Pemegang Waralaba McDonald's Islandia, Jon Gardar Ogmundsson mengatakan pada saat itu bahwa restoran-restoran tersebut tidak pernah sesibuk ini sebelumnya, tetapi pada saat yang sama keuntungan tidak pernah serendah ini.
McDonald's akhirnya digantikan oleh rantai makanan cepat saji lokal bernama Metro, yang menjual barang-barang serupa dan menggunakan bahan-bahan yang lebih murah dan dipasok secara lokal.
Saat pengecekan fakta ini dilakukan, tidak ada lagi restoran McDonald's di Islandia, tetapi Anda masih dapat melihat burger keju dan kentang goreng terakhir yang dijual di negara itu dipajang di Snotra House sebuah hostel di selatan.
Sebelumnya, McDonald's telah menjadi target utama boikot sejak dimulainya perang Israel-Hamas pada Oktober tahun lalu.
McDonald's dikritik karena memberikan ribuan makanan gratis kepada tentara Israel, yang memicu protes terhadap jaringan restoran tersebut yang khususnya berdampak pada penjualan di Timur Tengah, Indonesia, dan Prancis.
Akibatnya, McDonald's membeli kembali restorannya di Israel setelah penjualannya menurun akibat boikot.
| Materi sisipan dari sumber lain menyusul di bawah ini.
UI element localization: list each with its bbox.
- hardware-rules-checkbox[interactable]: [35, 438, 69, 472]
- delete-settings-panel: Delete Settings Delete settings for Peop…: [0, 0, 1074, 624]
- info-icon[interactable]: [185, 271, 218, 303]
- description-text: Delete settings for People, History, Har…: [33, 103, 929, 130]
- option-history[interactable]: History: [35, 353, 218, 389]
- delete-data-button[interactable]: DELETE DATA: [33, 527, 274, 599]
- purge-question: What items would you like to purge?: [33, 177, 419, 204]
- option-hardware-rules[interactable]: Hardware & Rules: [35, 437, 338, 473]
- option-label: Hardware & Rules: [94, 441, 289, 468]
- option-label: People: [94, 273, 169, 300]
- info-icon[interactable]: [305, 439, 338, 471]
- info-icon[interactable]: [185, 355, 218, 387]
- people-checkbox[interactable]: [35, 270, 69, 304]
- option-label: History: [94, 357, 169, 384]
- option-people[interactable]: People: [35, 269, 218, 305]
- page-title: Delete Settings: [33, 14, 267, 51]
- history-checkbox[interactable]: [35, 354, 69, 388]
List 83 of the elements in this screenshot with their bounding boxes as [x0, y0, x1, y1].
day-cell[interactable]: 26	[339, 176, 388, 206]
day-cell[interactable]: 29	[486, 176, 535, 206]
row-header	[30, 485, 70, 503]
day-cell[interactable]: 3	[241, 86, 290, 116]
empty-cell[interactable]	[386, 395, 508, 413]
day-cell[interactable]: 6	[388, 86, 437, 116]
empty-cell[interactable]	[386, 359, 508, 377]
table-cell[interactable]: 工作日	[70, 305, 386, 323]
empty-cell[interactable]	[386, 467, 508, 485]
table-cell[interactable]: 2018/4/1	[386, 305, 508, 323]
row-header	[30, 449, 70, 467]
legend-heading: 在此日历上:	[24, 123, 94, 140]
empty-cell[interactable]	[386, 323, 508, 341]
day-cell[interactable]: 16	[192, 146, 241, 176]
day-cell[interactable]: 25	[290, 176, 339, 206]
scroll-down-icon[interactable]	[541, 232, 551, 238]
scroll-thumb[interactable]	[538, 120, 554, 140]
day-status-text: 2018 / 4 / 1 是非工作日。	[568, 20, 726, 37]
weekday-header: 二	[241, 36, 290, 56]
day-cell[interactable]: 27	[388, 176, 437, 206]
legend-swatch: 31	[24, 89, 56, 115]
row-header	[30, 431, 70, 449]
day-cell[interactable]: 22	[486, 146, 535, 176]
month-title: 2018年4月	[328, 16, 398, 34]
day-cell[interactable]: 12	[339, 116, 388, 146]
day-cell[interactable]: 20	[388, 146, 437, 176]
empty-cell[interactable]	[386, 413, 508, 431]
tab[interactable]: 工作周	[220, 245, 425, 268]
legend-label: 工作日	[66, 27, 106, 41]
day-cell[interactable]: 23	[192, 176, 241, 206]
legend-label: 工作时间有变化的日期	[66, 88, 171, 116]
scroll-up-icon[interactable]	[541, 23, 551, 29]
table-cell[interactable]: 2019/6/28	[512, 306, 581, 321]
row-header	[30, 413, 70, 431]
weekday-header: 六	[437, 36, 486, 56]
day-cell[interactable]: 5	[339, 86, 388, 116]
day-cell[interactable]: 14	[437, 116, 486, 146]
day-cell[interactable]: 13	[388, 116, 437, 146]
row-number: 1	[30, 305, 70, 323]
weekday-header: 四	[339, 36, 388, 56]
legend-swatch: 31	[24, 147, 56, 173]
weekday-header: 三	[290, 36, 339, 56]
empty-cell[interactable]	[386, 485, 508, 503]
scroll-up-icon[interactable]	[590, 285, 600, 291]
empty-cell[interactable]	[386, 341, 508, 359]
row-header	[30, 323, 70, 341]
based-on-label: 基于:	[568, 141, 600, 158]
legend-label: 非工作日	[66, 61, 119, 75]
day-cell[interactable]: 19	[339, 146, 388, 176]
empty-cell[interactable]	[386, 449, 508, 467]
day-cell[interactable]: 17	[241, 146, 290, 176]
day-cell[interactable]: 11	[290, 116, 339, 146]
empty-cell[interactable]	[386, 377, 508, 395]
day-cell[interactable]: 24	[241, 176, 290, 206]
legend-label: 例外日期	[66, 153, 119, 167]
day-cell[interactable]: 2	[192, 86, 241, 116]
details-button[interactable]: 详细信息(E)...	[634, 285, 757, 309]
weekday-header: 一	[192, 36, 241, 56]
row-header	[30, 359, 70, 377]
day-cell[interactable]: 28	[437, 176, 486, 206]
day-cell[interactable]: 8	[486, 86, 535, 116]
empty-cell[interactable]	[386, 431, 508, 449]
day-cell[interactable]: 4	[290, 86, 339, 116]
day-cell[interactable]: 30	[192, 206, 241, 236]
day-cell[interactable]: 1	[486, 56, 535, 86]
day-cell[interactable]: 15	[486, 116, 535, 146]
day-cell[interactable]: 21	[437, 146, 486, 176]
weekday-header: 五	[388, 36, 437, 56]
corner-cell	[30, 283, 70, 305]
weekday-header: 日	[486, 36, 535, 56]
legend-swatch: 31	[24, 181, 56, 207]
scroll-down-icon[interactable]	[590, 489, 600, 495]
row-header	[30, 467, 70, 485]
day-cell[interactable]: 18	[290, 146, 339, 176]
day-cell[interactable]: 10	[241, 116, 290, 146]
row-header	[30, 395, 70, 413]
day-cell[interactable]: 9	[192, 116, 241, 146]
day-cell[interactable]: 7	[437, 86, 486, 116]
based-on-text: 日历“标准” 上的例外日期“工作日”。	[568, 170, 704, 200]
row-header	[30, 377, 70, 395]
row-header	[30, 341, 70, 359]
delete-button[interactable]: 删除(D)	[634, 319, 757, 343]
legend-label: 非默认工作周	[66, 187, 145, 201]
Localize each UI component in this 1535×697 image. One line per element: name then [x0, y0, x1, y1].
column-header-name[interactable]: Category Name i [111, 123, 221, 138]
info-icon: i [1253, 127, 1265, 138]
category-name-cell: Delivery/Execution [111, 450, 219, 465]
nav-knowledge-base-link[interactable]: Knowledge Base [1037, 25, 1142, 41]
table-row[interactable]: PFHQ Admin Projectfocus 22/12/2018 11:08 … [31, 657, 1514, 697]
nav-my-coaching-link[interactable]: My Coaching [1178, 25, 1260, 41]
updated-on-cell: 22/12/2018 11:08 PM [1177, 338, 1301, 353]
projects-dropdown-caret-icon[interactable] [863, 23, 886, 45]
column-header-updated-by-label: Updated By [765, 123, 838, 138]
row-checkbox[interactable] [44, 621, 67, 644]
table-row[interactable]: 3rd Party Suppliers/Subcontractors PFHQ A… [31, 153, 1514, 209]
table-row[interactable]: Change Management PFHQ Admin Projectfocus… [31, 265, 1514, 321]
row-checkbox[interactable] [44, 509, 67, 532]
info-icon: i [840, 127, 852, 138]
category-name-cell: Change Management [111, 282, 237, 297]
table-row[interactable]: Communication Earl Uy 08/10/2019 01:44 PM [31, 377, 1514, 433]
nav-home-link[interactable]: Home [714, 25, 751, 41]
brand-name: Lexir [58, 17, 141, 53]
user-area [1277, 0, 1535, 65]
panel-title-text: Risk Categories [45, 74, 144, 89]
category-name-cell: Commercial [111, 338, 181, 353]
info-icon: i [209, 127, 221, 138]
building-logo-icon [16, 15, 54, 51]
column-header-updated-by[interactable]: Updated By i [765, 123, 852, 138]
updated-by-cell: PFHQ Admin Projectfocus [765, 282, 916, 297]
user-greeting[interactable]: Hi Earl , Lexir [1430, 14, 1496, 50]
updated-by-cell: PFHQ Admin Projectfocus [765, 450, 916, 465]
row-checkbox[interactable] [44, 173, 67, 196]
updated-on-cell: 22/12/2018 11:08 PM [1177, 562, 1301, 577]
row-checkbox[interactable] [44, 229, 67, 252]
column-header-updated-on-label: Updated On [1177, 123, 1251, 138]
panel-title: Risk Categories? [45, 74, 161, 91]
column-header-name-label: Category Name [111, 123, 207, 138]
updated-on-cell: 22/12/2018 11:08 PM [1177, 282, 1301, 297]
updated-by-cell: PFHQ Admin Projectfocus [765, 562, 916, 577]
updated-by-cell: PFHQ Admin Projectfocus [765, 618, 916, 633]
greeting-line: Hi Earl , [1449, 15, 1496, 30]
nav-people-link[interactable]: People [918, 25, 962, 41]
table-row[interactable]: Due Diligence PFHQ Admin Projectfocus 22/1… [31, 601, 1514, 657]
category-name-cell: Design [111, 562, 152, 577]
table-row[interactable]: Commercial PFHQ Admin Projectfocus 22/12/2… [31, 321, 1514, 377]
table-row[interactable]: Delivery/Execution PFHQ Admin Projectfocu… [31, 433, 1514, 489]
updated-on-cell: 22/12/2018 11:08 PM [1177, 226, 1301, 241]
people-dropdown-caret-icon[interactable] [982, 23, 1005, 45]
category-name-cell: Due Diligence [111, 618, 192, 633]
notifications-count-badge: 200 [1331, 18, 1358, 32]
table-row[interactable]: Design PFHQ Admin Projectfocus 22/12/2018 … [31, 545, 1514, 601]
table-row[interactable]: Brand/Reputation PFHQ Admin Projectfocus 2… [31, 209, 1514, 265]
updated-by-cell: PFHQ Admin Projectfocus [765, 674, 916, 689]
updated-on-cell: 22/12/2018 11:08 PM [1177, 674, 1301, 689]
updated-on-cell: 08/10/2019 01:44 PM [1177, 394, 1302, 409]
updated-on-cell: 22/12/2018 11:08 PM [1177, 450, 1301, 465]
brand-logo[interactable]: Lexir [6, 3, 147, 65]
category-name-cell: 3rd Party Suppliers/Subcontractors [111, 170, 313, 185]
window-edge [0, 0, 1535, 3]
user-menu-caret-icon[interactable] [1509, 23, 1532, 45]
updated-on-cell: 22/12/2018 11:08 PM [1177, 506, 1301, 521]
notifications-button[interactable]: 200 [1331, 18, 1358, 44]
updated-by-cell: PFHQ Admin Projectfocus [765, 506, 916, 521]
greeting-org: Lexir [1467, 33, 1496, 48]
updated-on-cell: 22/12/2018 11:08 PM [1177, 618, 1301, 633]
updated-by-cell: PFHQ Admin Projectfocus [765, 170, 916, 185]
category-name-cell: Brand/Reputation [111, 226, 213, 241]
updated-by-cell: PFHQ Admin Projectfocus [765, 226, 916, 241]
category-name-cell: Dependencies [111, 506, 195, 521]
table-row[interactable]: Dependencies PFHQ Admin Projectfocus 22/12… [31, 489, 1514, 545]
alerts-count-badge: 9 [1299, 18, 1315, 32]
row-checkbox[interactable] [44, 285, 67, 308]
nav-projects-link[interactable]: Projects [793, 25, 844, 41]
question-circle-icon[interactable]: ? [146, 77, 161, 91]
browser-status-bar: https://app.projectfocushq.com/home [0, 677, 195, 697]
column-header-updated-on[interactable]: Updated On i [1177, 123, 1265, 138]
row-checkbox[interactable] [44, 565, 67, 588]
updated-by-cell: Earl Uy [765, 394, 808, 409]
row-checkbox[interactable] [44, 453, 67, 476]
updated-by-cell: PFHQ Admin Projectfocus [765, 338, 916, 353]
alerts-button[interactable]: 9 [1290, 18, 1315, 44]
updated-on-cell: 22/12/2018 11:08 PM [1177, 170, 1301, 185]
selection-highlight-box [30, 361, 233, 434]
Perusahaan tersebut menggunakan sistem waralaba yang memungkinkan operator terpisah menerima lisensi untuk menjalankan gerai raksasa makanan cepat saji tersebut.
McDonald's sebelumnya mengatakan bahwa konflik di Timur Tengah telah berdampak signifikan pada beberapa hasil keuangannya pada kuartal terakhir tahun 2023.
CEO Chris Kempczinski mengatakan bahwa penjualan McDonald's di Timur Tengah, serta beberapa di luar kawasan tersebut, telah terdampak signifikan oleh misinformasi tentang posisi perusahaan dalam perang Israel-Hamas.
(hsy/hsy)
Saksikan video di bawah ini:
Video: Kompetisi & Geliat Bisnis Skincare Saat Daya Beli Masih Lesu
Next Article Menu Kentang Goreng Mendadak Hilang dari McDonald's, Ada Apa?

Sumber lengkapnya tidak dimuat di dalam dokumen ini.